As the investigator who proposed that schizophrenia is a neurodevelopmental disorder caused by errors in adolescent synaptic pruning,1 I wish to comment on the article by Drs McGlashan and Woods,2 “Early Antecedents and Detection of Schizophrenia” in the March 2011 issue of Psychiatric Times. When I proposed the synaptic pruning model, I noted that schizophrenia might result from the elimination of “too many, too few, or the wrong synapses” during adolescence, and that we had no basis for choosing among these possibilities. Any of these errors could produce the impaired integration of brain systems that Bleuler3 considered the cardinal defect in schizophrenia.
Some years ago, McGlashan and Hoffman4 created a computer simulation to illustrate how excessive pruning might produce schizophrenic symptoms. However, one could devise other simulations in which the elimination of too few or of the wrong synapses would give rise to these symptoms. Unfortunately, we still have no basis for choosing among the 3 types of error in synaptic elimination originally envisioned.
Although McGlashan and Woods2 do not make this error, readers of the current psychiatric literature might be led to conclude that the structural MRI findings of increased or accelerated cortical thinning in schizophrenia demonstrate abnormally increased synaptic elimination. However, MRI-measured cortical thickness is quite unlikely to be determined by the density of synapses, which are ultramicroscopic. Indeed, the anatomical basis of this MRI change is unknown and it may even be nonneuronal.5
It is also necessary to note that McGlashan and Woods’s illustration of the adolescent decline in synaptic density does not conform to existing data. Thus, their Figure 2 shows the decline beginning around age 14 years. Although the synaptic deviation data are limited, curve-fitting shows that the decline begins at approximately 12 years or earlier6; so also do the adolescent declines in 2 brain variables presumptively related to synaptic density: cerebral metabolic rate and non–rapid eye movement delta wave amplitude.6,7 These latter curves are based on many more data points than synaptic density.
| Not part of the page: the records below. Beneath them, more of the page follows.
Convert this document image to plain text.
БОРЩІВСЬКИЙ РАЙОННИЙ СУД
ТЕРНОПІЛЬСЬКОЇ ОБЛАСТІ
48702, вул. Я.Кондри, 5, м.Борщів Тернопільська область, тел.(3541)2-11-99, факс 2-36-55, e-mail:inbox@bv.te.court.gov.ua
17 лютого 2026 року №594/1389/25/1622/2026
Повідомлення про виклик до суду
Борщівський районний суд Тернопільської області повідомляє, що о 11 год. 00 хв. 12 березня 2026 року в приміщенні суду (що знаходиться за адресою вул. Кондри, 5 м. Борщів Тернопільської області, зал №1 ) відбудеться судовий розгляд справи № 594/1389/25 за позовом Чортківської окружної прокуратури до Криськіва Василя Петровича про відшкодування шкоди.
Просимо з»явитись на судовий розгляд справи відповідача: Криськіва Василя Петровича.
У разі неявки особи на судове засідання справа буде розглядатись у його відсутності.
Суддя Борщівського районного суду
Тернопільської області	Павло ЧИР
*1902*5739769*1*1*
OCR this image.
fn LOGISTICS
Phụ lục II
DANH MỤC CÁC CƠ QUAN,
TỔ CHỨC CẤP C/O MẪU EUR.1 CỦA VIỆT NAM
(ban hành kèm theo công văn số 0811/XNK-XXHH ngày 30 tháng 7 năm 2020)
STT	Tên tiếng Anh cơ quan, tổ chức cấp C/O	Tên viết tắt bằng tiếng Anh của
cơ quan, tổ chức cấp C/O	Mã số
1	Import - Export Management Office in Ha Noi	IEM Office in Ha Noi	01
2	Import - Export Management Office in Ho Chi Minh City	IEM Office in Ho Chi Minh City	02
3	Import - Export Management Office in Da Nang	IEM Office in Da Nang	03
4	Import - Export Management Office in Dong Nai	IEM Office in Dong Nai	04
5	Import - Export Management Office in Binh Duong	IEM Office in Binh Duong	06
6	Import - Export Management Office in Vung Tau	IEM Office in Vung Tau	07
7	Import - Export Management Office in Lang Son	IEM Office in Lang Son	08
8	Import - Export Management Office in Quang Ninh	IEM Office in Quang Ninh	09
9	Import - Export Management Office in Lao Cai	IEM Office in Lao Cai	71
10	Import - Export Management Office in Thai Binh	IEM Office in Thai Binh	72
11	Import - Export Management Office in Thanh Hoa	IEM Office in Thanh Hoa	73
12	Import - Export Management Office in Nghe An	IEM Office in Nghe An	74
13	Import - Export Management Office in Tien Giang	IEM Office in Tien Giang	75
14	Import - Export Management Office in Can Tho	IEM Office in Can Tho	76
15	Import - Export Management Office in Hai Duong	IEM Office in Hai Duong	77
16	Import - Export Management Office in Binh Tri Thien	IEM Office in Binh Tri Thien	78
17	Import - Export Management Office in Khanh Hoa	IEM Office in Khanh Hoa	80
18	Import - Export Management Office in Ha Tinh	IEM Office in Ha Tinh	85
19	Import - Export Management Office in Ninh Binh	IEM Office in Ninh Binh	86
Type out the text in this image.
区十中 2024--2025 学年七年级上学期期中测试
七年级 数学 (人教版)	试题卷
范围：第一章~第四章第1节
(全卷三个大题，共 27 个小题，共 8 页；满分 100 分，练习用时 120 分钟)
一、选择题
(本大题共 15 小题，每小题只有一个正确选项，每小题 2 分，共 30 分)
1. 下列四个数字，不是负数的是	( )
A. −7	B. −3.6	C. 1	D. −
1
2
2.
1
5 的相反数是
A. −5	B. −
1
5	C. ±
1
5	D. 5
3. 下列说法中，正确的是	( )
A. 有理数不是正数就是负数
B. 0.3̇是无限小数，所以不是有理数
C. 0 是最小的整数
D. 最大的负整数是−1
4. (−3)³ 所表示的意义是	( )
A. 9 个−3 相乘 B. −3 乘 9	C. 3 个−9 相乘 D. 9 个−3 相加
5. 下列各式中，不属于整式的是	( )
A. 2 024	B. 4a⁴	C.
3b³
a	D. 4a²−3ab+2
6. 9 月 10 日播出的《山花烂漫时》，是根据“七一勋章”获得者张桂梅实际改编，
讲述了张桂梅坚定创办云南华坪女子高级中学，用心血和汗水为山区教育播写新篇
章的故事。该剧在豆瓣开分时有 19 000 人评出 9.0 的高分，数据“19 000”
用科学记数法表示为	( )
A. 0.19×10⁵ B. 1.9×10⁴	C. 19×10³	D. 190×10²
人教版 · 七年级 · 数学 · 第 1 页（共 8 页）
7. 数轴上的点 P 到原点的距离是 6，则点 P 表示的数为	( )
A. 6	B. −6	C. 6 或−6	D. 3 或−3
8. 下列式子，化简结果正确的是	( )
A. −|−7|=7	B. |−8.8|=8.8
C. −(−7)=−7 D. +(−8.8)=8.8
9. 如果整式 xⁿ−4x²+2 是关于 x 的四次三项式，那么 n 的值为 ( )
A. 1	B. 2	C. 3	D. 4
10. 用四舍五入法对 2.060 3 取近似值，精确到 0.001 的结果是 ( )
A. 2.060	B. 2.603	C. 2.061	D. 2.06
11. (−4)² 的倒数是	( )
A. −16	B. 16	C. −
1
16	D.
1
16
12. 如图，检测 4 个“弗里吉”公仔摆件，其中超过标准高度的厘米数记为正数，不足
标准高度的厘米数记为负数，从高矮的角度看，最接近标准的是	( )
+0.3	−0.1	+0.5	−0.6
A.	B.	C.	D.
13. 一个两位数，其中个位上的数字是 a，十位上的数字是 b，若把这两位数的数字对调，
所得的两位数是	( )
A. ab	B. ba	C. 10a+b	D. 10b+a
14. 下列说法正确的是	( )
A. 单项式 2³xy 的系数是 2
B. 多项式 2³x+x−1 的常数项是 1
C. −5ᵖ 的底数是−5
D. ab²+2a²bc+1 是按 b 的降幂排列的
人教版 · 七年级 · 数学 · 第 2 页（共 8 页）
The suggestion by McGlashan and Woods that early administration of neuroleptics might forestall schizophrenia or diminish its severity is problematic. There are no data that show that these drugs can correct synaptic anatomy, or “hardware.” McGlashan and Woods state that delaying treatment until overt psychosis emerges “can potentially lead to dementia, even if the patient is eventually treated.” There is no evidence that untreated schizophrenia produces dementia. This scary scenario is profoundly inconsistent with the core concepts of schizophrenia as defined by Bleuler,3 which require that memory (one of the “intact simple functions”) be unimpaired.
One recognizes the concern and compassion that lead McGlashan and Woods to recommend aggressive treatment of prodromal schizophrenic symptoms. But to ensure that we “first do no harm,” such treatment should be deferred until we determine the effects of neuroleptics on adolescent brain development. Indeed, recently presented evidence from animal studies indicates that exposing developing brains to neuroleptics can cause adult behavioral abnormalities that resemble schizophrenia (unpublished data). One hopes that this evidence of potential harm will rouse our sleepy watchdog, the FDA.